2021-01-12 02:32:57 WARNING (MainThread) [custom_components.apsystems_ecur] Using cached data from last successful communication from ECU. Error: Incomplete data from ECU after 3 attempts, cmd='APS1100280002216000047832END' data=b'APS110015000202\n'
2021-01-12 02:34:12 WARNING (MainThread) [custom_components.apsystems_ecur] Using cached data from last successful communication from ECU. Error: Incomplete data from ECU after 3 attempts, cmd='APS1100280002216000047832END' data=b'APS110015000202\n'
2021-01-12 02:35:27 WARNING (MainThread) [custom_components.apsystems_ecur] Using cached data from last successful communication from ECU. Error: Incomplete data from ECU after 3 attempts, cmd='APS1100280002216000047832END' data=b'APS110015000202\n'
This is pretty consistent for me at 2am. I wonder if this response message is something to do with ECU busy or something along those lines.
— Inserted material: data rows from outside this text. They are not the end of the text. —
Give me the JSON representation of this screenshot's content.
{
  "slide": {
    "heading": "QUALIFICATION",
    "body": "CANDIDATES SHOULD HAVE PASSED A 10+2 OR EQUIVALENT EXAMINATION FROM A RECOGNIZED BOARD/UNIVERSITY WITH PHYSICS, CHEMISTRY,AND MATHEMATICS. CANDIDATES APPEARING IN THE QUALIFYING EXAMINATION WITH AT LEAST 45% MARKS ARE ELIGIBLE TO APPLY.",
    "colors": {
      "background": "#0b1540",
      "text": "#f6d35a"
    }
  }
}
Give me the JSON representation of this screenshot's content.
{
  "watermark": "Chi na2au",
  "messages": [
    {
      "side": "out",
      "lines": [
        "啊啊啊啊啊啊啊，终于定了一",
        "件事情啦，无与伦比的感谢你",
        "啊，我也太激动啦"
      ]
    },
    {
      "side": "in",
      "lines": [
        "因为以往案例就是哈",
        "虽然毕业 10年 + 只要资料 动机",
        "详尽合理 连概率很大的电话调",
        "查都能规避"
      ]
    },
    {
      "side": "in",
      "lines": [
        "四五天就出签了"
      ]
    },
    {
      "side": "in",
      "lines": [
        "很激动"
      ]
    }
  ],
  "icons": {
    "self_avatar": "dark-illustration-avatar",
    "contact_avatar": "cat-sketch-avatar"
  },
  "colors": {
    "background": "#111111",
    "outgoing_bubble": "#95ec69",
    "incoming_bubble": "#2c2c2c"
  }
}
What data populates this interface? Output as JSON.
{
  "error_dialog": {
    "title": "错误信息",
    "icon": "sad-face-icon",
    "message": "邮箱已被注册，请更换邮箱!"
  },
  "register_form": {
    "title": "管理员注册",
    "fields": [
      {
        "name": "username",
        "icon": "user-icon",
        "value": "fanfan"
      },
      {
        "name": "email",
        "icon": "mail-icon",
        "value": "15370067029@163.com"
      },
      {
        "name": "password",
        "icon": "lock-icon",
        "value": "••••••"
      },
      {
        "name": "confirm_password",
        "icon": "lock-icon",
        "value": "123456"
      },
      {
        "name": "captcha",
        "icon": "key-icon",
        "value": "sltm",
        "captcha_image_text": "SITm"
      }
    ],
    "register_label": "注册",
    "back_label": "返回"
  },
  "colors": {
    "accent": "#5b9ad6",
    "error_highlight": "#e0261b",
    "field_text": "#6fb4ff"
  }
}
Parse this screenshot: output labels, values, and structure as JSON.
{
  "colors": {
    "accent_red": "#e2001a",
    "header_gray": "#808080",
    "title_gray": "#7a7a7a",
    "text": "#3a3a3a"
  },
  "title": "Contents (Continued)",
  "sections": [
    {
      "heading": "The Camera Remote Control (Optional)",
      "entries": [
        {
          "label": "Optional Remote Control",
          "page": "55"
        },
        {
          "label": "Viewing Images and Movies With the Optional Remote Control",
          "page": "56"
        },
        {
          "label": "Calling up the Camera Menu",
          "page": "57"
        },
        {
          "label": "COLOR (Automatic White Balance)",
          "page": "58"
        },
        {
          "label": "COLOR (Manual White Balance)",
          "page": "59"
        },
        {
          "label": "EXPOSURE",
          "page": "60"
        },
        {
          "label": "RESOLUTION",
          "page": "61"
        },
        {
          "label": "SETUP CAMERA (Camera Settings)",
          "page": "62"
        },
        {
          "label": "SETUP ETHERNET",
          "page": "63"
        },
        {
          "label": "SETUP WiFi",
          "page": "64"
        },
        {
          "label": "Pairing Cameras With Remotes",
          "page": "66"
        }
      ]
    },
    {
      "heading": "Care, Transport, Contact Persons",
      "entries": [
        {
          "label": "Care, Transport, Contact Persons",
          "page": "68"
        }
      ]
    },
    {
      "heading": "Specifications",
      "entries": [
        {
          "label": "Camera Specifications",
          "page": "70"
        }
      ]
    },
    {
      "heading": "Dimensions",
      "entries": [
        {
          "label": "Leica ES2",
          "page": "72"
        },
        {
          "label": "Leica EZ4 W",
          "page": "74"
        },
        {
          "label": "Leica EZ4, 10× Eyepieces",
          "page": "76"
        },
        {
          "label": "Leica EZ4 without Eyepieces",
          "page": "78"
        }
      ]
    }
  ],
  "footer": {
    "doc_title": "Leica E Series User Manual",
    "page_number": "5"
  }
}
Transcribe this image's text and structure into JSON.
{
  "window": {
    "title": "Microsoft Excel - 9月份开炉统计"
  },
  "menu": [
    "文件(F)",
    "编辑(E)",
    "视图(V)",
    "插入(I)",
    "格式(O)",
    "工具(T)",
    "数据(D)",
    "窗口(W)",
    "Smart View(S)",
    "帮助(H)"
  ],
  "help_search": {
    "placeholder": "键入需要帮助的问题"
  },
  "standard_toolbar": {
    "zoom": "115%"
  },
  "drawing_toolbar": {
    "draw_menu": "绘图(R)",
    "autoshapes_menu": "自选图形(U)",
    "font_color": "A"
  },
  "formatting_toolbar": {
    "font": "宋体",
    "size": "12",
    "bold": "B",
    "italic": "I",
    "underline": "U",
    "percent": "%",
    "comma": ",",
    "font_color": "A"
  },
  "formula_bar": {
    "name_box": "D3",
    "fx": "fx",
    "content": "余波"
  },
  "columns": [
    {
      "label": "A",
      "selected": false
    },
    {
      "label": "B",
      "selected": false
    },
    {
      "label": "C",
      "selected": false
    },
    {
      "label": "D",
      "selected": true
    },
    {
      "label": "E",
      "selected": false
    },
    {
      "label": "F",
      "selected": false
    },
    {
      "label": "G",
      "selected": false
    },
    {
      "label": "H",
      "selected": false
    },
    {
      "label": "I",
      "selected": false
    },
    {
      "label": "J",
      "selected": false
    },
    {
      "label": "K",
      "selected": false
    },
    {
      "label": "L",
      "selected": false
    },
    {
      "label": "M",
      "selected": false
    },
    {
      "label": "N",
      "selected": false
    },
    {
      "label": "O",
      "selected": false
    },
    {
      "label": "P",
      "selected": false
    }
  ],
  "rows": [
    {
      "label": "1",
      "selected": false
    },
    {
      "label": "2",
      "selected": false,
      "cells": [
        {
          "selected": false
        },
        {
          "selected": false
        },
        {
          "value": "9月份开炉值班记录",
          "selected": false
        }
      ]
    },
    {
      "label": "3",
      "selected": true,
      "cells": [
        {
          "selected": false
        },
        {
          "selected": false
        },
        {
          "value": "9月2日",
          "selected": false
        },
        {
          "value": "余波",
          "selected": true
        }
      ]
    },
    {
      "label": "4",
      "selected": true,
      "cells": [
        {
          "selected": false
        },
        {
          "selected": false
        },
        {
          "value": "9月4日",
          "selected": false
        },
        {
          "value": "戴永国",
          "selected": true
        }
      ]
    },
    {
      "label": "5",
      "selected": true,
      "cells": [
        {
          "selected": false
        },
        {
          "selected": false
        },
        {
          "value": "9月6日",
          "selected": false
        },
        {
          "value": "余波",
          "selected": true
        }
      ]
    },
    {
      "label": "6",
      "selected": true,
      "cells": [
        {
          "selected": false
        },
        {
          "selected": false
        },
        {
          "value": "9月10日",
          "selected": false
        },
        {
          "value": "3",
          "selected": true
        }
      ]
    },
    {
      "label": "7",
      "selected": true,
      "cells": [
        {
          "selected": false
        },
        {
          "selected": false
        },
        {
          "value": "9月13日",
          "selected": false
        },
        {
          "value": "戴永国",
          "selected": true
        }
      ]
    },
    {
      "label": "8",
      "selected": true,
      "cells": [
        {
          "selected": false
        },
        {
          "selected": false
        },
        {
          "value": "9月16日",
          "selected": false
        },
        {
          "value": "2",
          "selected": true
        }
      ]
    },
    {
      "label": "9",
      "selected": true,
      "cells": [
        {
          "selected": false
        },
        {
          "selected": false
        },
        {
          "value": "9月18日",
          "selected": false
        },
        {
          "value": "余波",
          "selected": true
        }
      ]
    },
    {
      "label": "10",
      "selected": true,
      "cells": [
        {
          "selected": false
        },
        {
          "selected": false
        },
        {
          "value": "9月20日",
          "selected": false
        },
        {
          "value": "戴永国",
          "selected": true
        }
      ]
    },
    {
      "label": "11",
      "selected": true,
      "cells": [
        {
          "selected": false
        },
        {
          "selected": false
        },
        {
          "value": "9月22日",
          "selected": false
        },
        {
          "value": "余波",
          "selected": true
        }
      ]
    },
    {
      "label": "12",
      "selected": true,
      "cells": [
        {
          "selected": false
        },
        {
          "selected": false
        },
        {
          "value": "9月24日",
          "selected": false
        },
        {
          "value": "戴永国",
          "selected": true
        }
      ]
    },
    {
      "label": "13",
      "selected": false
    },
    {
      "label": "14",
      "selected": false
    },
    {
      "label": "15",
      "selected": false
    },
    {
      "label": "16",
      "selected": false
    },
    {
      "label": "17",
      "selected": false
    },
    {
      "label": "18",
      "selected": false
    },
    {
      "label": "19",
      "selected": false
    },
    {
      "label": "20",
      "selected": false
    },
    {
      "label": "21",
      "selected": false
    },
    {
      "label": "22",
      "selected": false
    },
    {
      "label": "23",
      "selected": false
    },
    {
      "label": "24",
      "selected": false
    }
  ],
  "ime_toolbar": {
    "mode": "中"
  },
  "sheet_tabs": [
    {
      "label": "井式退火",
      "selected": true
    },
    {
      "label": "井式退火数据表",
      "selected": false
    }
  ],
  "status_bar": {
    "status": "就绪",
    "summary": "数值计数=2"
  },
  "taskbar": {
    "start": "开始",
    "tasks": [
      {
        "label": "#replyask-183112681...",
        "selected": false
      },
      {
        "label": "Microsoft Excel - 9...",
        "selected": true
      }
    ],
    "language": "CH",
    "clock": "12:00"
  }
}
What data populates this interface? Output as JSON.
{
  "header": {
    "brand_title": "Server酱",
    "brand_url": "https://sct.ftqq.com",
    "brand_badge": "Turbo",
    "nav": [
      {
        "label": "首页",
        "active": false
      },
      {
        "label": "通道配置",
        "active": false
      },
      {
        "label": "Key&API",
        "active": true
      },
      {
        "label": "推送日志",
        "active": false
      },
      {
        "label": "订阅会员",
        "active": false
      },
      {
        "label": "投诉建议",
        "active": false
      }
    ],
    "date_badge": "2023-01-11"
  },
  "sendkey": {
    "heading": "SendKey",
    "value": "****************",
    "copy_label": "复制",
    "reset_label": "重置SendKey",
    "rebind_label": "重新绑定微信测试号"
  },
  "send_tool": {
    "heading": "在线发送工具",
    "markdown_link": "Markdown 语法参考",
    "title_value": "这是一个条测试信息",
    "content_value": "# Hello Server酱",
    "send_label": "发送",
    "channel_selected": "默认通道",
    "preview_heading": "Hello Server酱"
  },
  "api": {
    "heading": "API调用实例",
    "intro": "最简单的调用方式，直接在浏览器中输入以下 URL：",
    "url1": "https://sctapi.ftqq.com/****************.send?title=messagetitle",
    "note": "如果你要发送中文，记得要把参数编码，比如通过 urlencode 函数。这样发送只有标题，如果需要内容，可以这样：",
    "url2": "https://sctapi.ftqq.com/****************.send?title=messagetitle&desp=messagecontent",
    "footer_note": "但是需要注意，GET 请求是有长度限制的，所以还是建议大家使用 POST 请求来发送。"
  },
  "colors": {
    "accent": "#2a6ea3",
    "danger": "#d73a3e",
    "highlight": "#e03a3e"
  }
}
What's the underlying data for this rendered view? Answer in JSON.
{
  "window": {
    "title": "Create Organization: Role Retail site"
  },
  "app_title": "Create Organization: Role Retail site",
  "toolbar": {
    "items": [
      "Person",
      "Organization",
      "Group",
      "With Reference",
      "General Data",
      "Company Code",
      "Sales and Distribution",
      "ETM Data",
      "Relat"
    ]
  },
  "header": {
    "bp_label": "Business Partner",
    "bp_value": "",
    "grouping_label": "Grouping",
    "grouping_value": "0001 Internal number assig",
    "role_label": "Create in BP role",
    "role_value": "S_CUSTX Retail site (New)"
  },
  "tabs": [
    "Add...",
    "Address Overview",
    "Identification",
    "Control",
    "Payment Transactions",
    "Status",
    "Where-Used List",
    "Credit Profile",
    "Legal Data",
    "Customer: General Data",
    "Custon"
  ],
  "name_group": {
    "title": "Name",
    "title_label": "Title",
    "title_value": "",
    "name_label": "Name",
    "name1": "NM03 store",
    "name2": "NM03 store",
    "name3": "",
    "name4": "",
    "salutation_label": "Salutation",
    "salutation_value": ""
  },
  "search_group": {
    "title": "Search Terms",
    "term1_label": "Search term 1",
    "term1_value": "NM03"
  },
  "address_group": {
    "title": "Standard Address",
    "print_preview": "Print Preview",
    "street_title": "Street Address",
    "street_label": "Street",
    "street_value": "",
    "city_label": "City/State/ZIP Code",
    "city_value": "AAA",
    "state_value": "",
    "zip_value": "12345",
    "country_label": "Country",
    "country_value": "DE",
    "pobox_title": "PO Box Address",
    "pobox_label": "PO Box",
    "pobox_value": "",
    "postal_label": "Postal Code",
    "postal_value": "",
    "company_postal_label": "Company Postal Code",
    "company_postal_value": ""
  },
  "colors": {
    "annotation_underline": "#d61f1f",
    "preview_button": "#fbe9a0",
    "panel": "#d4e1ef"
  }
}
If you scroll through my other messages you can see it’s happened quite a few times, all around the same time.
Everything has recovered and I’m still getting new data, and that 2:35 message is the last in the log.
yes, i also had slowly a timing feeling that it start doing ‘stuff’.
my data has not been stale whole day…
maybe i leave the device on tonight and see more details on timing
Unfortunate that the code adjustment didn’t do anything. Until now I captured no issues except voor the timeouts. So the issue might indeed be a busy ECU . These seem to be under control I let it run for another evening/night. I would almost think the ECU is single threaded or something because of the data mix-up.
2021-01-12 09:58:06 WARNING (MainThread) [custom_components.apsystems_ecur] Exception. Using cached data from last successful communication from ECU. Error: timed out
2021-01-12 11:29:19 WARNING (MainThread) [custom_components.apsystems_ecur] Exception. Using cached data from last successful communication from ECU. Error: timed out
2021-01-12 14:06:23 WARNING (MainThread) [custom_components.apsystems_ecur] Exception. Using cached data from last successful communication from ECU. Error: timed out
2021-01-12 14:26:25 WARNING (MainThread) [custom_components.apsystems_ecur] Exception. Using cached data from last successful communication from ECU. Error: timed out
2021-01-12 14:36:27 WARNING (MainThread) [custom_components.apsystems_ecur] Exception. Using cached data from last successful communication from ECU. Error: timed out
2021-01-12 14:41:29 WARNING (MainThread) [custom_components.apsystems_ecur] Exception. Using cached data from last successful communication from ECU. Error: timed out
2021-01-12 14:51:31 WARNING (MainThread) [custom_components.apsystems_ecur] Exception. Using cached data from last successful communication from ECU. Error: timed out
I would think the ESP device that’s handling the socket connections would be. These micro-controllers are pretty low performance devices single core 80MHz.
I don’t know if it’s the main CPU for the entire ECU or if there is something else also handling the zigbee stuff.